Ellos tuvieron 5 hijas y 2 hijos. Mi madre era la mayor de todos.

Mi abuela era de baja estatura pero de recio carácter. Mis tíos recordaban que cuando llegaba el momento de la disciplina los corría con leño en mano y si no los podía alcanzar lanzaba el leño sobre ellos sin importar donde les golpeara. Cuando yo la conocí ya su energía casi se había consumido y con nosotros sus nietos era mas tolerante.

Don Pancho era también de baja estatura y siempre estaba de buen humor. Su vida era plantar y cosechar café. Algunas veces negocios ajenos y otras los propios. Con el aprendí a tapiscar café (cortar el fruto), despulpar, secar y tostarlo hasta llegar al molino. Siempre nos contaba historias de don Chevo, un personaje que a saber si existió pero que siempre era el protagonista de sus historias. Mi abuelo tenía una sonrisa dulce y bonachona. Creo que en su hogar hubo matriarcado y mi abuela fue siempre la dominante.

Todos los años esperábamos las vacaciones escolares para ir a Coatepeque. Pasábamos allá casi un mes, talvez noviembre o diciembre. Era alegre porque nos juntábamos con los primos y jugábamos al fútbol, íbamos a la toma, así le llamaban al río que pasaba cerca de la ciudad, o íbamos a los terrenos donde el abuelo sembraba su café y algunos árboles frutales.

Siempre viajábamos en aquel viejo tren que salía de la estación central de la zona 1 como a las seis de la tarde y llegaba a Coatepeque como a las seis de la mañana del día siguiente, después de una noche durmiendo sobre aquellos asientos de madera de los vagones de 2ª. Clase. Siempre iba un vagón de primera clase pero por ser tres hermanos y mi madre era mas barato en 2ª.

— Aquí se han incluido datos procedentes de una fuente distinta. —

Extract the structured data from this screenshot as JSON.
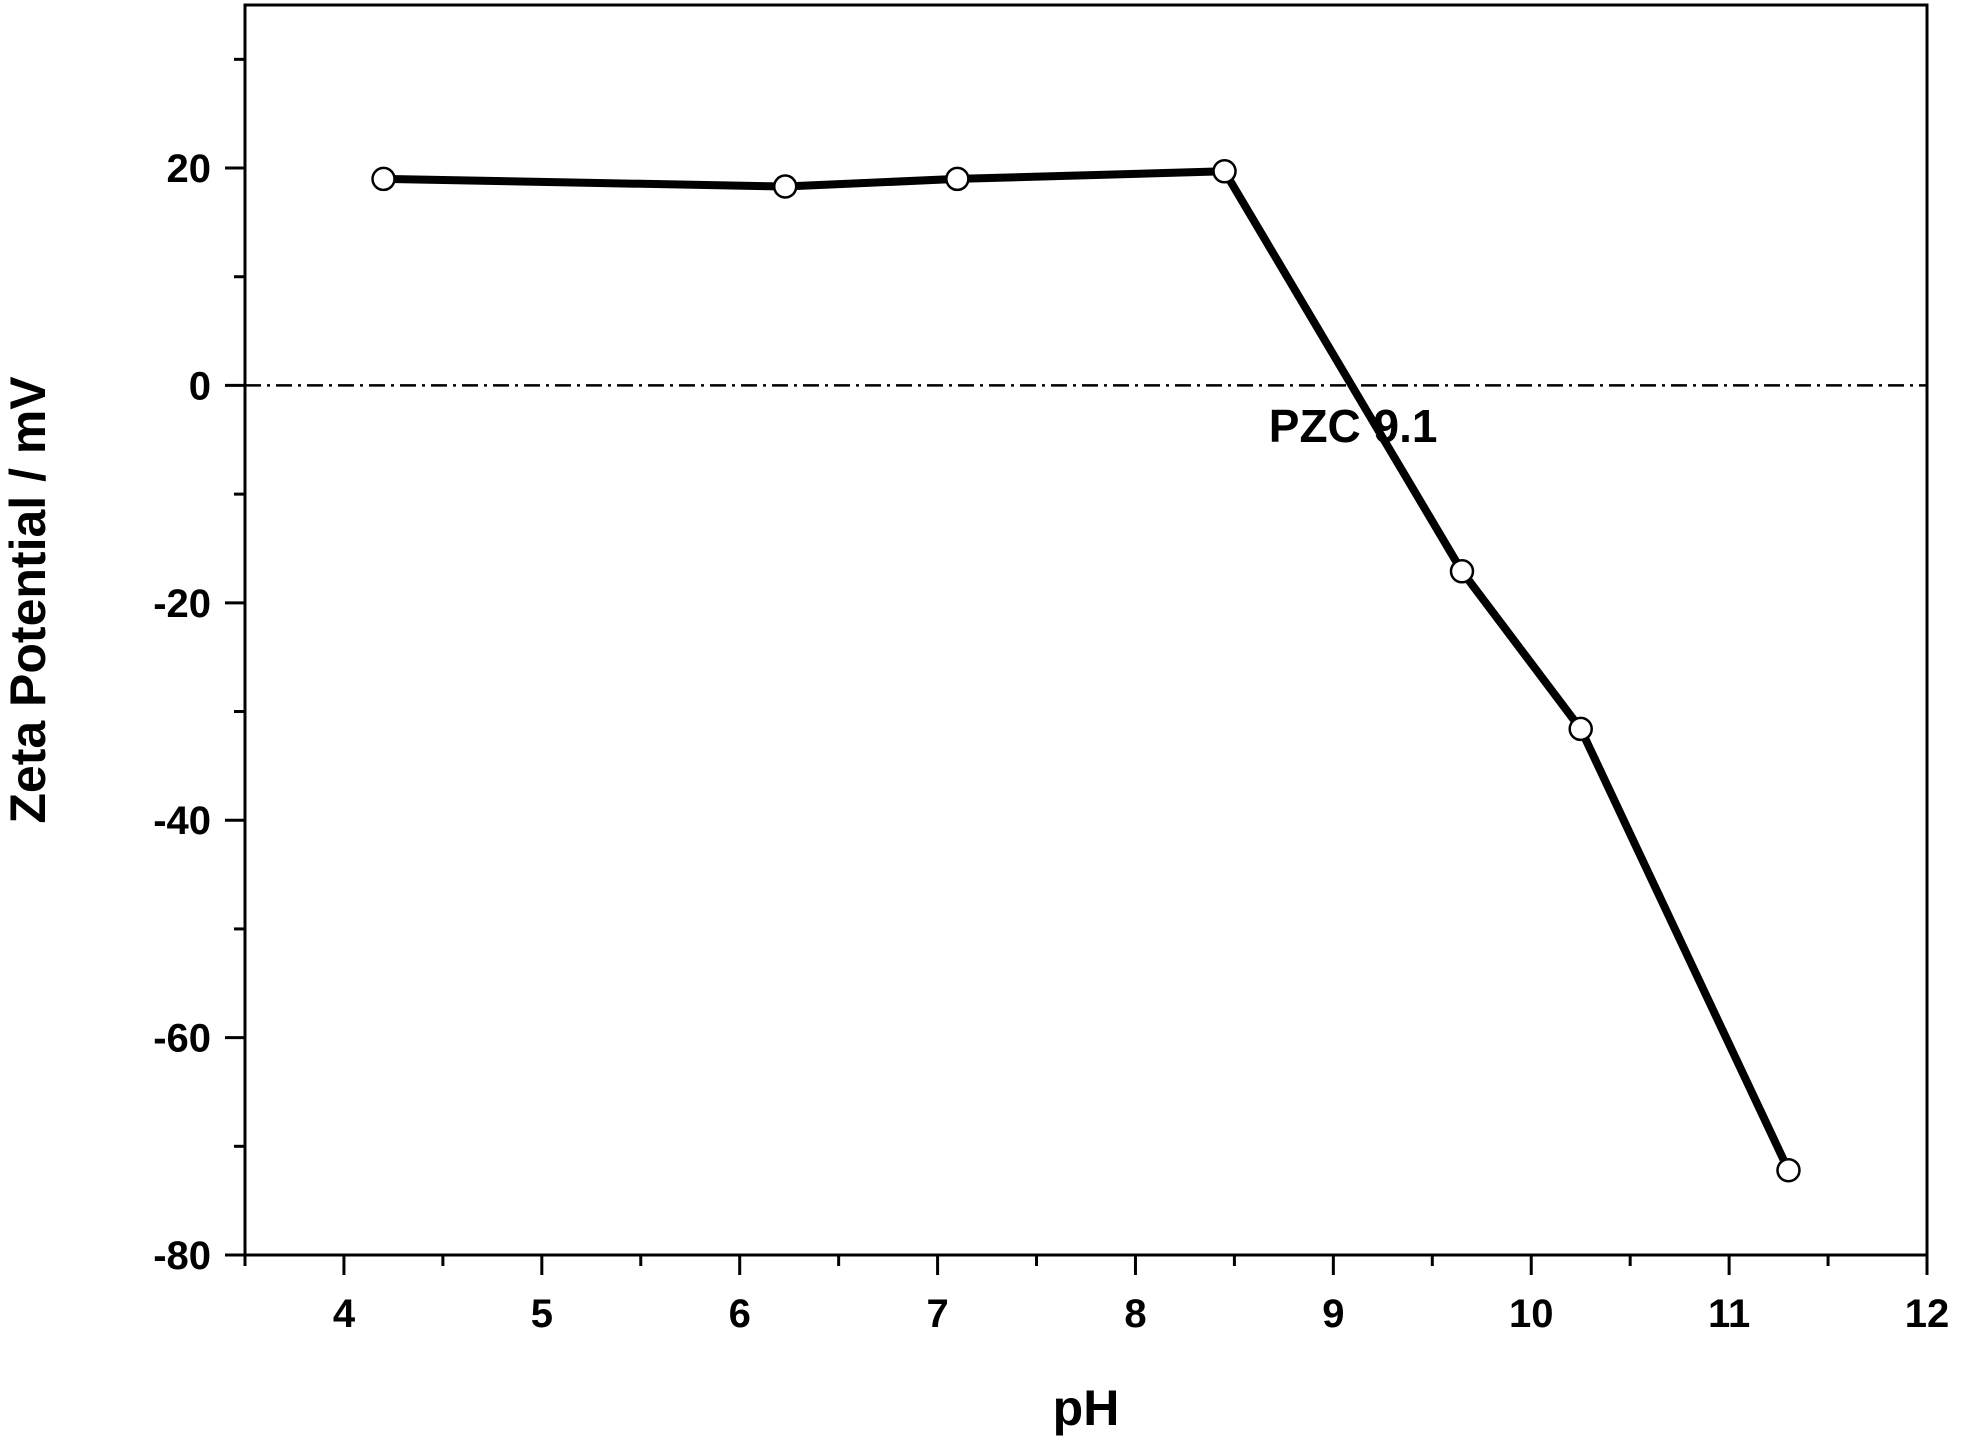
{
  "chart_data": {
    "type": "line",
    "xlabel": "pH",
    "ylabel": "Zeta Potential / mV",
    "xlim": [
      3.5,
      12
    ],
    "ylim": [
      -80,
      35
    ],
    "x_ticks": [
      4,
      5,
      6,
      7,
      8,
      9,
      10,
      11,
      12
    ],
    "y_ticks": [
      -80,
      -60,
      -40,
      -20,
      0,
      20
    ],
    "x_minor_ticks": [
      3.5,
      4.5,
      5.5,
      6.5,
      7.5,
      8.5,
      9.5,
      10.5,
      11.5
    ],
    "y_minor_ticks": [
      -70,
      -50,
      -30,
      -10,
      10,
      30
    ],
    "grid": false,
    "series": [
      {
        "marker": "open-circle",
        "color": "#000000",
        "points": [
          {
            "x": 4.2,
            "y": 19.0
          },
          {
            "x": 6.23,
            "y": 18.3
          },
          {
            "x": 7.1,
            "y": 19.0
          },
          {
            "x": 8.45,
            "y": 19.7
          },
          {
            "x": 9.65,
            "y": -17.1
          },
          {
            "x": 10.25,
            "y": -31.6
          },
          {
            "x": 11.3,
            "y": -72.2
          }
        ]
      }
    ],
    "reference_line": {
      "y": 0,
      "style": "dash-dot"
    },
    "annotations": [
      {
        "text": "PZC 9.1",
        "x": 9.1,
        "y": -5.2
      }
    ]
  }
}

Mi abuela era evangélica y asistía a la iglesia ciertas noches de la semana y por supuesto los domingos. Cuando estábamos en Coatepeque siempre nos llevaba y allí fue donde yo conocí los primeros versículos de la Biblia. Con ella viajamos a varios lugares donde había unos encuentros cristianos que llamaban “conferencias”. Ibamos a Xela, a Mazate, a Reu, etc. Eran alegres y divertidas esos viajes porque nos hospedábamos en carpas o en pequeñas pensiones. Participaban muchos niños y a la hora de comer era alegre ver aquellas largas mesas improvisadas con tablas sostenidas por ladrillos, al igual que las bancas. Había unas grandes cocinas donde muchas mujeres preparaban los alimentos y nunca faltaban los tamales de masa envueltos en hojas de mashan. Los pocillos con café, los atoles, los panes de manteca, tenían un precio que había luego que pagar porque después había que escuchar aquellas largas conferencias donde hablaban dos o tres personas, una detrás de otra, con temas para adultos, mientras llegaba de nuevo la hora de comer…

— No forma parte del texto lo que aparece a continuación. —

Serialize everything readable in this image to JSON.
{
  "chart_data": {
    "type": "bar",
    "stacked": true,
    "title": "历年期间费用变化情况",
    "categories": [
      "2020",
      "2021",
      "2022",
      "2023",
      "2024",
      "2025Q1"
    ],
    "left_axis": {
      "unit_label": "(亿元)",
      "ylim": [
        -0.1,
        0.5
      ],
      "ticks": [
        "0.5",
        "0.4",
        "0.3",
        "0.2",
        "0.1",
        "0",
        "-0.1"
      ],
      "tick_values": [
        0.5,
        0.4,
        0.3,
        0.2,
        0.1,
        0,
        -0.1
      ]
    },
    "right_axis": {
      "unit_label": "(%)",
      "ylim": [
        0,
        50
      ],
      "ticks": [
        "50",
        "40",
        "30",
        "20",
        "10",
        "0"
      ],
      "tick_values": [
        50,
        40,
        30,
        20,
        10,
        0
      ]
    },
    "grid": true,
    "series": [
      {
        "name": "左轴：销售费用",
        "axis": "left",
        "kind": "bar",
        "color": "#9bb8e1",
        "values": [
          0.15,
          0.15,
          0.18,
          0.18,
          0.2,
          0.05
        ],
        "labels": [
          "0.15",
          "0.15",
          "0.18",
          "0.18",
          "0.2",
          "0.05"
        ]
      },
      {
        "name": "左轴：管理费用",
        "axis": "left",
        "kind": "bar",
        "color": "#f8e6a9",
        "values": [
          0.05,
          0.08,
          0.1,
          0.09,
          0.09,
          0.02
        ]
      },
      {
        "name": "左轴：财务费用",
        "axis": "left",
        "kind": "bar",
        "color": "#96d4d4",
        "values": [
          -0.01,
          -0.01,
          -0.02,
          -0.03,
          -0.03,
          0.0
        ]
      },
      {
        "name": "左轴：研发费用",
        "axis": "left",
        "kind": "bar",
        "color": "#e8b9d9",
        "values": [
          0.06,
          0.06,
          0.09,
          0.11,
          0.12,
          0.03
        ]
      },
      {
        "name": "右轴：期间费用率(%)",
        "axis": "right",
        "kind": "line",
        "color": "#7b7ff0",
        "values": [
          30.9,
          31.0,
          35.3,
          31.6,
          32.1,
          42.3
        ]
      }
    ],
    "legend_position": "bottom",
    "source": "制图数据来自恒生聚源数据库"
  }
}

Mi abuela siempre le echaba las culpas a mi abuelo, por las cosas malas que le pasaban. Ella perdió la vista de uno de sus ojos y decía que había sido culpa del abuelo porque había dejado un clavo mal puesto y ella se había tropezado con el. Siempre fue una viejita enojona y cada vez se ponía peor. Al extremo que a sus hijos se les hacía difícil convivir con ella. Se la turnaban y pasaba un tiempo con cada familia.

Recuerdo que en nuestra casa se ponía detrás de las puertas a escuchar las conversaciones de la familia o las telefónicas. Siempre se confundía y discutía que de ella estábamos hablando y se ponía a llorar como una niña.

El abuelo murió antes. No recuerdo de que murió el viejo pero nos dejó muy buenos recuerdos. Su vida siempre fue el cultivo del café y desde luego disfrutar una buena taza de café.

Mi abuela murió mas tarde. Ella murió creyendo que mi madre todavía vivía, porque por su estado de salud nunca se le comunicó que su hija mayor, mi madre, había fallecido antes.